The presence of gamma delta T cell receptor (TCR)-expressing cells in the epidermis of mice, termed dendritic epidermal T cells (DETCs), is well established. Because of their strict epidermal localization, it is likely that DETCs primarily respond to epithelial stress, such as infections or the presence of transformed cells, whereas they may not participate directly in dermal immune responses. In this study, we describe a prominent population of resident dermal gamma delta T cells, which differ from DETCs in TCR usage, phenotype, and migratory behavior. Dermal T cells are radioresistant, cycle in situ, and are partially depend on interleukin (IL)-7, but not IL-15, for their development and survival.
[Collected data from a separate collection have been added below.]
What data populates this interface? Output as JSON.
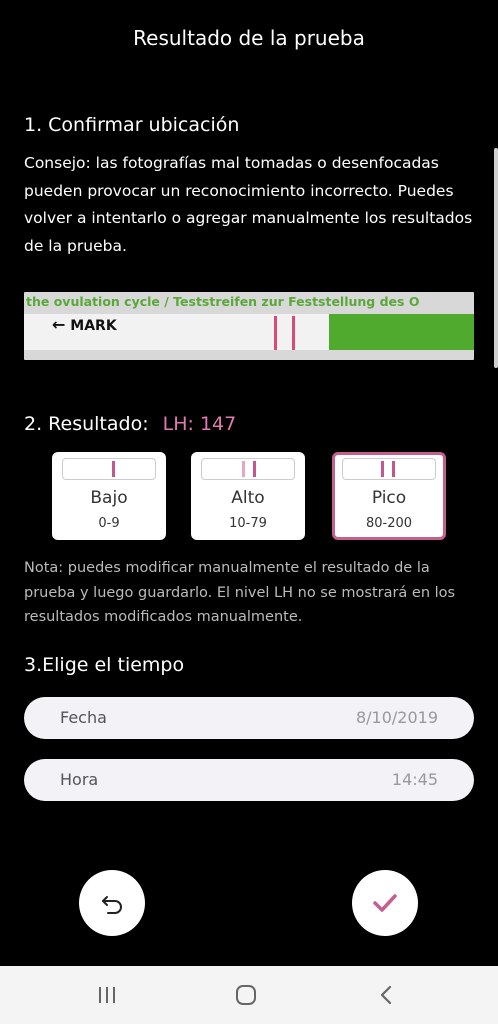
{
  "header": {
    "title": "Resultado de la prueba"
  },
  "section1": {
    "heading": "1. Confirmar ubicación",
    "tip": "Consejo: las fotografías mal tomadas o desenfocadas pueden provocar un reconocimiento incorrecto. Puedes volver a intentarlo o agregar manualmente los resultados de la prueba.",
    "strip_text": "the ovulation cycle / Teststreifen zur Feststellung des O",
    "strip_mark": "MARK"
  },
  "section2": {
    "heading": "2. Resultado:",
    "lh_value": "LH: 147",
    "cards": [
      {
        "label": "Bajo",
        "range": "0-9",
        "selected": false
      },
      {
        "label": "Alto",
        "range": "10-79",
        "selected": false
      },
      {
        "label": "Pico",
        "range": "80-200",
        "selected": true
      }
    ],
    "note": "Nota: puedes modificar manualmente el resultado de la prueba y luego guardarlo. El nivel LH no se mostrará en los resultados modificados manualmente."
  },
  "section3": {
    "heading": "3.Elige el tiempo",
    "date": {
      "label": "Fecha",
      "value": "8/10/2019"
    },
    "time": {
      "label": "Hora",
      "value": "14:45"
    }
  },
  "colors": {
    "accent": "#c2578f",
    "lh": "#e07ab0",
    "background": "#000000"
  },
  "icons": {
    "undo": "undo-icon",
    "confirm": "checkmark-icon",
    "recents": "recents-icon",
    "home": "home-icon",
    "back": "back-icon"
  }
}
During mycobacterial infection, dermal gamma delta T cells are the predominant dermal cells that produce IL-17. Absence of dermal gamma delta T cells is associated with decreased expansion in skin draining lymph nodes of CD4(+) T cells specific for an immunodominant Mycobacterium tuberculosis epitope. Decreased CD4(+) T cell expansion is related to a reduction in neutrophil recruitment to the skin and decreased BCG shuttling to draining lymph nodes. Thus, dermal gamma delta T cells are an important part of the resident cutaneous immunosurveillance program. Our data demonstrate functional specialization of T cells in distinct microcompartments of the skin.